3. bija memiliki makna benih. Bija terbuat dari beras yang seharusnya lonjong sempurna, bukan butiran-butiran yang terpecah-pecah seperti yang sering kita temui. Beras yang bentuknya sempurna melambangkan lingga, stana Siva Mahadeva. Selain itu, beras yang bentuknya sempurna juga melambangkan alam semesta yang juga berbentuk bulat. Bija adalah benih padi yang berwarna putih yang bermakna hendaknya kita menumbuhkan benih-benih kesucian dalam kehidupan. Kini banyak kita lihat orang-orang yang memakai bija tetapi tidak mampu menumbuhkan benih-benih kesucian dalam dirinya. Apabila semua orang dapat menumbuhkan kesucian dalam dirinya, semua akan dapat memanen hasilnya yaitu padi keharmonisan. 

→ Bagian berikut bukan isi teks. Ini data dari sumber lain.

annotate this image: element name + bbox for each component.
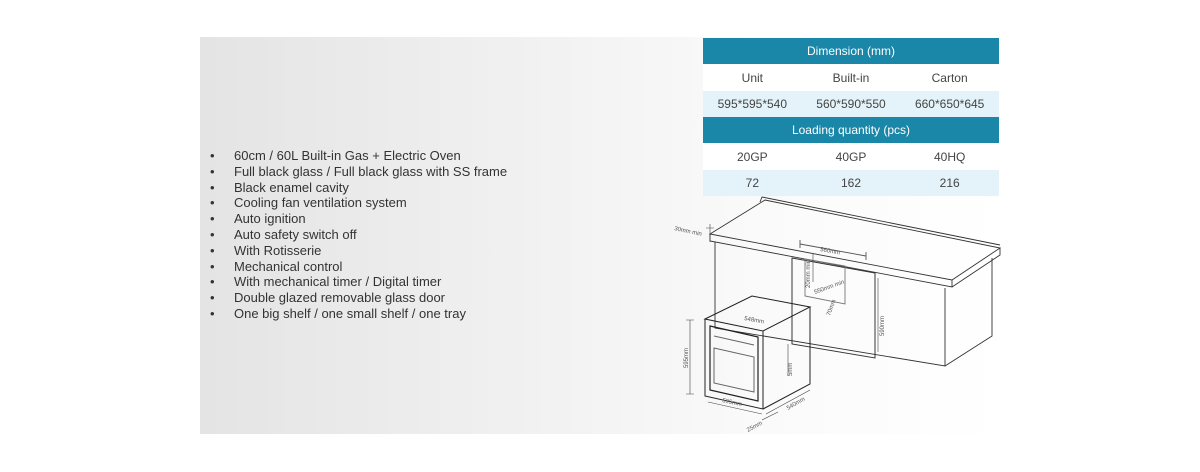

4. bija memiliki makna kesungguhan dan kesadaran karena seseorang yang memakai bija berarti orang yang seharusnya memiliki keyakinan dan kesadaran akan kewajibannya untuk mendekatkan diri ke hadapan Tuhan. Orang yang memakai bija akan merasakan bahwa Tuhan berstana dalam dirinya sebagai Paramatman dan merasa terlindungi. Ia juga akan merasakan bahwa Tuhan berada dalam setiap makhluk hidup, termasuk kuman-kuman, bakteri, tumbuhan, dan hewan. Dengan demikian, ia akan belajar untuk menghormati eksistensi makhluk lain sebagai bagian dari kekuasaan Tuhan. 

Adapun tempat pemakaian bija dan makna yang berbeda sebagai berikut:
• Bija yang diletakkan di kening memiliki makna supaya dengan prasadam yang diberikan oleh Tuhan tujuannya untuk menimbulkan benih-benih ide yang cemerlang serta membuat pikiran kita terfokus pada hal-hal yang suci, doa yang di gunakan saat menaruh bija di kening adalah Om Shriyam Bawanthu, yang artinya semoga cerdas atas anugerah Hyang Widhi. 

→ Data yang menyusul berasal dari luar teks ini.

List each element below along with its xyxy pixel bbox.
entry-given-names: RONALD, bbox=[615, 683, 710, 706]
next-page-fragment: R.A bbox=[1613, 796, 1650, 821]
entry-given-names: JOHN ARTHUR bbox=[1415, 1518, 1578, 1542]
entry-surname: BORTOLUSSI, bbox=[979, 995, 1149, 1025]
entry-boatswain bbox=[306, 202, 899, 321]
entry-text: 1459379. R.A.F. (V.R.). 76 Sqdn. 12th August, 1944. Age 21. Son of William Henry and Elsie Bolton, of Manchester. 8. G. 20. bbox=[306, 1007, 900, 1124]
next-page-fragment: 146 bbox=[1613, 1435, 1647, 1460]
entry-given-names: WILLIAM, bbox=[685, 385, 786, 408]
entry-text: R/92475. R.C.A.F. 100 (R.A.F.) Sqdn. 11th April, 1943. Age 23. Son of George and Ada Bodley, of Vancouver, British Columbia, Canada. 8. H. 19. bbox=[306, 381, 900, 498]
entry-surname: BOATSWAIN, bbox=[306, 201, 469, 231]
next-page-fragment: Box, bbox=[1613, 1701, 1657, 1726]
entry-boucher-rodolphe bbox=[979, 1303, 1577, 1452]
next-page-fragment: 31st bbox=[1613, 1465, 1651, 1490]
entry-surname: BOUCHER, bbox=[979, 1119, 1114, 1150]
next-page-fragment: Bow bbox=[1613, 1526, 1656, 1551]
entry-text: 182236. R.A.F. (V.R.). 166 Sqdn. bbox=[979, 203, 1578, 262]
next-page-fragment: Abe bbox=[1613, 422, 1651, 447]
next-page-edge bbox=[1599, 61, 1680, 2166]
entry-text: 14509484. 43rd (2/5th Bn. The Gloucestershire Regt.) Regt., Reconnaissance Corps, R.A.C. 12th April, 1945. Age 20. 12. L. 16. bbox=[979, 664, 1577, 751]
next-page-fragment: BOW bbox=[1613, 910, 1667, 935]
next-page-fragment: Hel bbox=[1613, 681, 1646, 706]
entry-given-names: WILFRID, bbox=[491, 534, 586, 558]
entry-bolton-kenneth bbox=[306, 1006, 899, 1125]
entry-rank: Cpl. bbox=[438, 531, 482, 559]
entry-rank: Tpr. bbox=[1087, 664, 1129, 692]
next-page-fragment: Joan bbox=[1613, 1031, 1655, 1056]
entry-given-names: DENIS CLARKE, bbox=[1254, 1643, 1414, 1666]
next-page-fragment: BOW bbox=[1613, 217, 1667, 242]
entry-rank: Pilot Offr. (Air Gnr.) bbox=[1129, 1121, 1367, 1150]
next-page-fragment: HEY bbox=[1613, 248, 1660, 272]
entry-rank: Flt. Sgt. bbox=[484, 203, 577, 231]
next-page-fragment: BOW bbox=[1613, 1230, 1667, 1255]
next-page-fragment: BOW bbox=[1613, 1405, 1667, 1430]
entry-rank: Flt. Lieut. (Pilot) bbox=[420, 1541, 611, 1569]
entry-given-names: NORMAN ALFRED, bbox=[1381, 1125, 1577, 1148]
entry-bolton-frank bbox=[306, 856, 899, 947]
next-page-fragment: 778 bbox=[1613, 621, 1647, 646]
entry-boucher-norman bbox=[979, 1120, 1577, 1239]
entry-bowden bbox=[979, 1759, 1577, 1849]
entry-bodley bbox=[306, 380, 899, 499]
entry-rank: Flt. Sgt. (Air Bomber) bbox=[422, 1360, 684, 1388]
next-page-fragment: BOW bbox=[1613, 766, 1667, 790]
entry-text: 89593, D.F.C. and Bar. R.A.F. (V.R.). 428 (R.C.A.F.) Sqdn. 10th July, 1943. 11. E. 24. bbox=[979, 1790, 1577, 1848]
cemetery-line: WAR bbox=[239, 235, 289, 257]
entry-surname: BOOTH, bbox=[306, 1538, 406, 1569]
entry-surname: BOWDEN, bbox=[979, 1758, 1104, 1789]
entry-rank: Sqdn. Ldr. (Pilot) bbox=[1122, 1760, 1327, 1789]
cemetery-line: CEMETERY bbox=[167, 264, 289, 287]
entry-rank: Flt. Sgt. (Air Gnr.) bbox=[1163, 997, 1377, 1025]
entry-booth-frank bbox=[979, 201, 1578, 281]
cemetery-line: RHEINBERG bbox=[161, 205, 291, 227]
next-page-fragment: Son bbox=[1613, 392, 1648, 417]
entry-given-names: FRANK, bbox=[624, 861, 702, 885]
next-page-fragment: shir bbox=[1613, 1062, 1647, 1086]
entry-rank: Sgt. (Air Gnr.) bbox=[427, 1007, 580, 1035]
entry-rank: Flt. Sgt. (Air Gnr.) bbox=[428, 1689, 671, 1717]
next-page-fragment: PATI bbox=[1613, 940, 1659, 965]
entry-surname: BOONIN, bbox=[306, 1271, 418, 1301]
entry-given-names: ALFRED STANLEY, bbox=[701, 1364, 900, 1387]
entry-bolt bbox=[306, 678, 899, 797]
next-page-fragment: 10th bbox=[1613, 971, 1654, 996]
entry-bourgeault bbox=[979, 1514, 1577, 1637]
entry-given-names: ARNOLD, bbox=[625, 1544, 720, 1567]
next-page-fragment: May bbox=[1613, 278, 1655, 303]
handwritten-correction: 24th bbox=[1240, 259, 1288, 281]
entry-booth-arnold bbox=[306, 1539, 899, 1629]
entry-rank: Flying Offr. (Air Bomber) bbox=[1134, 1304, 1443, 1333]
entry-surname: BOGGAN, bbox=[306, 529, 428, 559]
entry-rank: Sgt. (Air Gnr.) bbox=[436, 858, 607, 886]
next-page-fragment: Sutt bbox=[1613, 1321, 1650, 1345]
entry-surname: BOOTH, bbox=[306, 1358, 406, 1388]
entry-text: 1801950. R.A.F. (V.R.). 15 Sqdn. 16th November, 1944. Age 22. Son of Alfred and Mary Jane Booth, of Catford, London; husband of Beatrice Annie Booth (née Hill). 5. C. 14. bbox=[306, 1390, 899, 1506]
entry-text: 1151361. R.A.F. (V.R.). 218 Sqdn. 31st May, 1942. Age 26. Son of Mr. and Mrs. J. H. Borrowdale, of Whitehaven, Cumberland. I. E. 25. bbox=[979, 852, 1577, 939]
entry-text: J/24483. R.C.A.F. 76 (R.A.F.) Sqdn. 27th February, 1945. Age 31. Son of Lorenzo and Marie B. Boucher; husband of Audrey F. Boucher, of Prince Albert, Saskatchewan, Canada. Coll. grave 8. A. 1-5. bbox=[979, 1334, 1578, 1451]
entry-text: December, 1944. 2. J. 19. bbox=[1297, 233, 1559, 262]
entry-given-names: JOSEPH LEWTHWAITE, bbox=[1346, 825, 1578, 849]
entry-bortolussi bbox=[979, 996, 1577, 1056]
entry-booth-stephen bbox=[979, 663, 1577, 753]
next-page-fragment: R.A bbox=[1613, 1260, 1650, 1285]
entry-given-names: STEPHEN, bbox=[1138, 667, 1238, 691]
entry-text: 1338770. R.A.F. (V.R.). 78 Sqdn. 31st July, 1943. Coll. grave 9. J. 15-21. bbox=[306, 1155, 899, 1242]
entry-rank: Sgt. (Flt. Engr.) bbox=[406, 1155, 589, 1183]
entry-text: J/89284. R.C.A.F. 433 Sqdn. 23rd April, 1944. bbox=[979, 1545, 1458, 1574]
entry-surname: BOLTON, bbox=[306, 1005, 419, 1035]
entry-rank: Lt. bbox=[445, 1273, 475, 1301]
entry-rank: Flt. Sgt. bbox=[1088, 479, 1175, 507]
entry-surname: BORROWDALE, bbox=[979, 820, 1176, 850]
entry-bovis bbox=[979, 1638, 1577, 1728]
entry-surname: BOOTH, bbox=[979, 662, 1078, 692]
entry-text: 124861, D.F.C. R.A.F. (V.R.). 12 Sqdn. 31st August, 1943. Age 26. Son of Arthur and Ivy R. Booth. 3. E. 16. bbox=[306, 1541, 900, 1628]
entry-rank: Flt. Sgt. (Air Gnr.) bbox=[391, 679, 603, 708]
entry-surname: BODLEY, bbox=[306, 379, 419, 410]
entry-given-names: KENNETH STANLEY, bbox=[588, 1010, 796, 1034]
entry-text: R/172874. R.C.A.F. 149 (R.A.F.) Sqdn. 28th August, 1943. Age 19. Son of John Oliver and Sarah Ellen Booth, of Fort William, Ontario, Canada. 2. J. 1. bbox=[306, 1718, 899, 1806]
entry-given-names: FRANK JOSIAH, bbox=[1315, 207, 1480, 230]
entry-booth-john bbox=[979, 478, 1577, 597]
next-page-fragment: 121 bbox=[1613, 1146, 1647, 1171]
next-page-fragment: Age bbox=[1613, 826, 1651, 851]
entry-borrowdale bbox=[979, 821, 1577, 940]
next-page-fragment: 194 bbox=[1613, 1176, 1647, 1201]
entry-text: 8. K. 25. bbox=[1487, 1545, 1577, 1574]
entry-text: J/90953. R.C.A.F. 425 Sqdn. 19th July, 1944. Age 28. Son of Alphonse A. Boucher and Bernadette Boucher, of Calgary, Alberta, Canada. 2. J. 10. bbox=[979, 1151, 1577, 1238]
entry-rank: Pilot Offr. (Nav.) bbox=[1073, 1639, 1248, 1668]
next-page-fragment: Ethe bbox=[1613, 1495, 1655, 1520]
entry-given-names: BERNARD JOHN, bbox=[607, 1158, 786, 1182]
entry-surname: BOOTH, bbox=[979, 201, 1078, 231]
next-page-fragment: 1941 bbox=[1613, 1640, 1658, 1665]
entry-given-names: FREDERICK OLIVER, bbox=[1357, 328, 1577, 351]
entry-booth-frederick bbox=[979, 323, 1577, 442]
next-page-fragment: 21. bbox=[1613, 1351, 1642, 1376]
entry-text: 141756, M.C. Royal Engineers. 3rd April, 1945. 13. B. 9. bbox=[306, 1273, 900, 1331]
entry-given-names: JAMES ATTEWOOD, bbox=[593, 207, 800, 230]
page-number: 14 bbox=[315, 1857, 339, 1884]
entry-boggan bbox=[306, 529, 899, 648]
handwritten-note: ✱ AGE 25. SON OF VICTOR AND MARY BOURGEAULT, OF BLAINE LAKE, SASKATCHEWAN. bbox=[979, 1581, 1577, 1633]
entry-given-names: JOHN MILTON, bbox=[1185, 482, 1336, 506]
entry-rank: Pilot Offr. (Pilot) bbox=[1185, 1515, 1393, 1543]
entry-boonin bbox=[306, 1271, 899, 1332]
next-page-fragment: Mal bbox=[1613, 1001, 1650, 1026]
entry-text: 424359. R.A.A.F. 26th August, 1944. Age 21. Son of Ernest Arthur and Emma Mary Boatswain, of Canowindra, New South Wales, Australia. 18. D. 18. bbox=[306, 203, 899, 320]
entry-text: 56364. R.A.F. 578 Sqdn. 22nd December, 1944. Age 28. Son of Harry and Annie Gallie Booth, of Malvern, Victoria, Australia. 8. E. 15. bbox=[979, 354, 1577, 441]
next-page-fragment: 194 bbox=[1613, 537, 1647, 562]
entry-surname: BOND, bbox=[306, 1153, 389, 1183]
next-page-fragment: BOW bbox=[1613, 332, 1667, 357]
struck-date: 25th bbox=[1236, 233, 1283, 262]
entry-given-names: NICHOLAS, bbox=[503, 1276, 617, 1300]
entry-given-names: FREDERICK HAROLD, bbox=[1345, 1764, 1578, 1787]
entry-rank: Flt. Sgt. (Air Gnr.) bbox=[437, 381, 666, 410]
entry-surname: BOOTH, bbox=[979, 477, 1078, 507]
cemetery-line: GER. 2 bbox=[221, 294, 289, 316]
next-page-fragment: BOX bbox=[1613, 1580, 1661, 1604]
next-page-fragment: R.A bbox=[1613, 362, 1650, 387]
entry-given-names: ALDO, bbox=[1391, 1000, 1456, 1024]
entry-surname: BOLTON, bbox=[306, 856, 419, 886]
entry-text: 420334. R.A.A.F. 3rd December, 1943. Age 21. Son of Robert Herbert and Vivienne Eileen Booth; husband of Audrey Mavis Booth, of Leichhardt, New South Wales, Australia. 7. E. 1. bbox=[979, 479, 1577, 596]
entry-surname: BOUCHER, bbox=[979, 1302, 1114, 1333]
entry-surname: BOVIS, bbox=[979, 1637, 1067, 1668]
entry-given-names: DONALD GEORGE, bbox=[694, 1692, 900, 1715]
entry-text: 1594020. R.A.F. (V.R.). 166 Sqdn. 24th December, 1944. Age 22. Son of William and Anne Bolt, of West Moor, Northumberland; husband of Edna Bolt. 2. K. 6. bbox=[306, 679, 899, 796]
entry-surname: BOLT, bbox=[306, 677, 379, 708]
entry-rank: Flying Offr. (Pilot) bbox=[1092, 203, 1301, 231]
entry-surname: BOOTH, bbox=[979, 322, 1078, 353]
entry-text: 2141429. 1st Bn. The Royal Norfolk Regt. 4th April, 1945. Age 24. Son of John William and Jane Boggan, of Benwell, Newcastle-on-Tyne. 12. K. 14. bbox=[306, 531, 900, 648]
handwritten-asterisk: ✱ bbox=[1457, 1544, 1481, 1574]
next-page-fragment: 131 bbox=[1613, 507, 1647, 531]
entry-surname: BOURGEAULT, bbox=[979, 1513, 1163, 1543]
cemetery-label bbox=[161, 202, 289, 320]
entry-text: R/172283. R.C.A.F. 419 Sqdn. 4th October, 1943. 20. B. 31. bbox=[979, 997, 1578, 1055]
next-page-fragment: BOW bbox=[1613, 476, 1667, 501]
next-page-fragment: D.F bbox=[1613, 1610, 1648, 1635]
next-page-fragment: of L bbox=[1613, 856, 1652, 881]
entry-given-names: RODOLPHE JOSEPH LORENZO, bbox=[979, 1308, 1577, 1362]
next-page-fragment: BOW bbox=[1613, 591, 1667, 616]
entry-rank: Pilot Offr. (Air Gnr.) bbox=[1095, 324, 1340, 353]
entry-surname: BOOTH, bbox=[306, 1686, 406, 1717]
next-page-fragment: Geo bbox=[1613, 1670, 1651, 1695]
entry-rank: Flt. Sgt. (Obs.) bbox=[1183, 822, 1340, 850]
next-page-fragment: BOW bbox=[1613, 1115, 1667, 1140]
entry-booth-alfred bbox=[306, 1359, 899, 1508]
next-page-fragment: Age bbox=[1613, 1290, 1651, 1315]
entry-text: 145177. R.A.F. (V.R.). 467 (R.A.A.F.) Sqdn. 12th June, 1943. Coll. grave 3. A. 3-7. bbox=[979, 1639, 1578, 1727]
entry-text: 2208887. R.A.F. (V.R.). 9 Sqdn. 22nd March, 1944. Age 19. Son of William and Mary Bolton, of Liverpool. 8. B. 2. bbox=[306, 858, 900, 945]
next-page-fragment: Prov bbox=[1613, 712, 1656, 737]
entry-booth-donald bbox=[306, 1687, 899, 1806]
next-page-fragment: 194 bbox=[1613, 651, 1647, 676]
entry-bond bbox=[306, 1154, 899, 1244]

• Bija yang diletakkan pada dada dimaksudkan agar di dada senantiasa bersemayam kesucian pribadi dan untuk melapangkan hati doa yang di ucapkan pada saat meletakkan bija di dada adalah Om Sukham Bhawanthu, yang artinya semoga mendapatkan kebahagiaan atas anugerah Hyang Widhi. 
• Bija yang ditelan kedalam mulut bermakna bahwa kita menanam benih-benih kesucian dalam diri, selain itu juga untuk memperoleh anugrah kemakmuran, doa yang diucapkan pada saat menelan bija itu adalah Om Purnam Bhawanthu, Om ksama sampurna ya namah swaha, yang artinya semoga mendapat kesempurnaan dan pengampunan dari Hyang Widhi. 

Demikianlah makna filosofis dari bija. Banyak yang tidak menyadari hal-hal kecil seperti ini dan menjadikan agama sendiri sebagai bahan olok-olok yang lainnya sebagai agama tahayul. Padahal sebenarnya peradaban Hindu dan Veda bukan hanya sebuah agama tua yang komplit, melainkan juga sebuah jalan pengetahuan tiada batas.